Blain-Cruz and Brown are the second and third Black women nominated for director of a play; Brown is also up for best choreography, alongside The Music Man’s Warren Carlyle, SIX’s Carrie-Anne Ingrouille, Paradise Square’s Bill T. Jones, and MJ’s Christopher Wheeldon. And Wheeldon joins Elliott as a nominee for best director of a musical, with Strange Loop’s Stephen Brackett, Girl’s McPherson, and SIX’s Moss and Jamie Armitage completing that field.
Moss and Marlow are among the contenders for best original score of a musical—joining Flying Over Sunset’s Tom Kitt and Michael Korie, Mr. Saturday Night’s Jason Robert Brown and Amanda Green, A Strange Loop’s Jackson, and Paradise Square’s Jason Howland, Nathan Tysen, and Masi Asare—making Marlow the first out, nonbinary composer/lyricist to be nominated.

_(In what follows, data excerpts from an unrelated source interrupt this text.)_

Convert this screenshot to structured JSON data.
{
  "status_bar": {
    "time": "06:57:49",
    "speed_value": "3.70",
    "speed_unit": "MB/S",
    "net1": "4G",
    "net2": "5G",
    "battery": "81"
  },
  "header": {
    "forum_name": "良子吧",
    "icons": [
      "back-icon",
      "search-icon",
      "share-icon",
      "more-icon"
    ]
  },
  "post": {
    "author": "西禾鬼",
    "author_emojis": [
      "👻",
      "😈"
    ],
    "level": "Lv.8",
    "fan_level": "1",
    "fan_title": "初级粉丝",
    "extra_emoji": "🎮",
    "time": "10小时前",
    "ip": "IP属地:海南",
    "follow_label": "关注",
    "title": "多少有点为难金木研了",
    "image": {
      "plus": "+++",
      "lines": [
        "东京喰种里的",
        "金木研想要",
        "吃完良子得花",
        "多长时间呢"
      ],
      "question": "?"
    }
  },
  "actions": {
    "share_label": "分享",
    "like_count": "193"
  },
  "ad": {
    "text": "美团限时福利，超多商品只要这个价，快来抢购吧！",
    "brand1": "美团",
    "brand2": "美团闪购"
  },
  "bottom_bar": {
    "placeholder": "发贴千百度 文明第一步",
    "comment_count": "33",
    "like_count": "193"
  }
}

The list of firsts presented in this year’s nominations extends to the acting categories. A Strange Loop’s L Morgan Lee, a contender for Best Performance by an Actress in a Featured Role in a Musical, is the first out, transgender performer to be nominated. And there are a whopping seven nominees for actor in a leading role in a play, the most in that field since 1958; they include The Lehman Trilogy’s three stars—Simon Russell Beale, Adam Godley, and Adrian Lester—as well as How I Learned to Drive’s David Morse, American Buffalo’s Sam Rockwell, Lackawanna Blues’s Ruben Santiago-Hudson, and Hangmen’s David Threlfall. This is also the first time three actors from the same production have been nominated in the lead actor in a play category.

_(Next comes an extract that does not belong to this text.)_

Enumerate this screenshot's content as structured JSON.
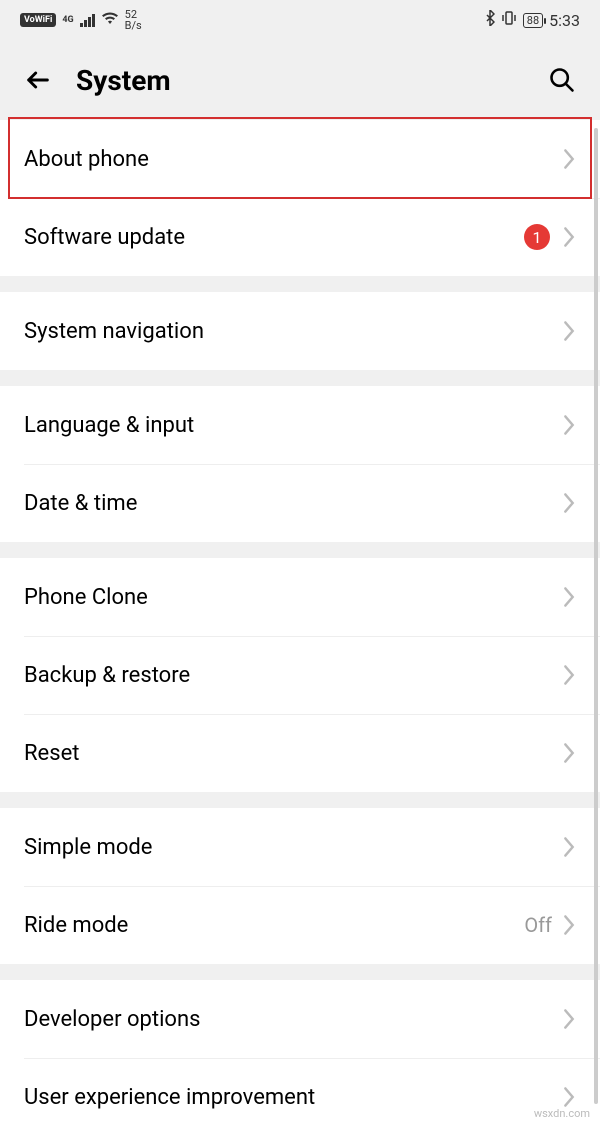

The field for leading actress in a play is smaller but promises to be just as competitive. It includes stage and screen stars Mary-Louise Parker (How I Learned to Drive) and Ruth Negga (director Sam Gold’s Macbeth), beloved musical theater veteran LaChanze (the long-delayed Broadway premiere of Alice Childress’s Trouble in Mind), longtime theater favorite Deirdre O’Connell (Dana H.), and Broadway newbie Gabby Beans (Skin of Our Teeth).
A-list names are also represented alongside rising talent in the acting categories for musicals. Mr. Saturday Night’s Crystal and The Music Man’s Hugh Jackman are up against Broadway favorite Rob McClure (Mrs. Doubtfire) and newcomers Myles Frost (MJ) and Jaquel Spivey (Strange Loop) for the leading actor prize. For leading actress, The Music Man’s Sutton Foster and Girl’s Mare Winningham will compete with previous Tony nominees Carmen Cusack (Flying Over Sunset) and Joaquina Kalukango (Paradise Square) and celebrated British performer Sharon D Clarke, who earned her second Olivier Award originating her leading role in Caroline, or Change—her Broadway bow—in London.

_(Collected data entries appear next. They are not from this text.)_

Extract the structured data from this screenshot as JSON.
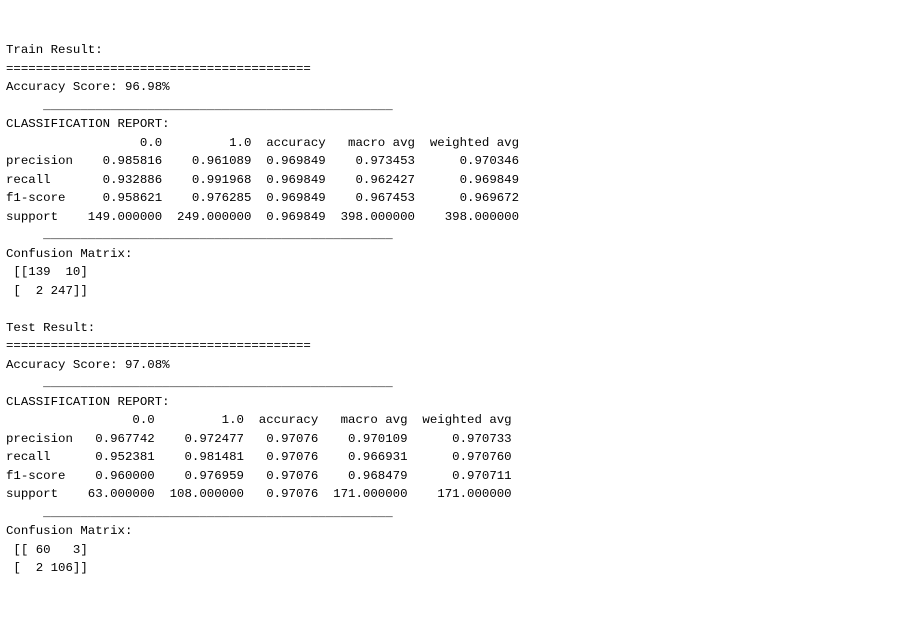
{
  "train": {
    "title": "Train Result:",
    "divider": "=========================================",
    "acc_line": "Accuracy Score: 96.98%",
    "underline": "     _______________________________________________",
    "cr_title": "CLASSIFICATION REPORT:",
    "cr_header": "                  0.0         1.0  accuracy   macro avg  weighted avg",
    "cr_precision": "precision    0.985816    0.961089  0.969849    0.973453      0.970346",
    "cr_recall": "recall       0.932886    0.991968  0.969849    0.962427      0.969849",
    "cr_f1": "f1-score     0.958621    0.976285  0.969849    0.967453      0.969672",
    "cr_support": "support    149.000000  249.000000  0.969849  398.000000    398.000000",
    "cm_title": "Confusion Matrix: ",
    "cm_row1": " [[139  10]",
    "cm_row2": " [  2 247]]"
  },
  "test": {
    "title": "Test Result:",
    "divider": "=========================================",
    "acc_line": "Accuracy Score: 97.08%",
    "underline": "     _______________________________________________",
    "cr_title": "CLASSIFICATION REPORT:",
    "cr_header": "                 0.0         1.0  accuracy   macro avg  weighted avg",
    "cr_precision": "precision   0.967742    0.972477   0.97076    0.970109      0.970733",
    "cr_recall": "recall      0.952381    0.981481   0.97076    0.966931      0.970760",
    "cr_f1": "f1-score    0.960000    0.976959   0.97076    0.968479      0.970711",
    "cr_support": "support    63.000000  108.000000   0.97076  171.000000    171.000000",
    "cm_title": "Confusion Matrix: ",
    "cm_row1": " [[ 60   3]",
    "cm_row2": " [  2 106]]"
  }
}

Theater and film fans will also find familiar names among the actors and actresses nominated for featured performances, who include Game of Thrones alumnus Alfie Allen (Hangmen)), Patti LuPone (Company), Phylicia Rashad (Skeleton Crew), Chuck Cooper (Trouble in Mind), Jayne Houdyshell (The Music Man), Shoshana Bean (Mr. Saturday Night), Jesse Tyler Ferguson and Jesse Williams (Take Me Out), Uzo Aduba and Ron Cephas Jones (Clyde’s), and Rachel Dratch and Julie White (POTUS: Or, Behind Every Great Dumbass are Seven Women Trying to Keep Him Alive).
As it happens, this year’s Tony Awards will be hosted by a onetime nominee for featured actress in a musical: Ariana DeBose, tapped in 2017 for her performance in Summer—and a recent Oscar winner for her star turn in Steven Spielberg’s adaptation of West Side Story. You can catch her holding court along with other present and future luminaries live from Radio City Music Hall on June 12, on CBS and Paramount++.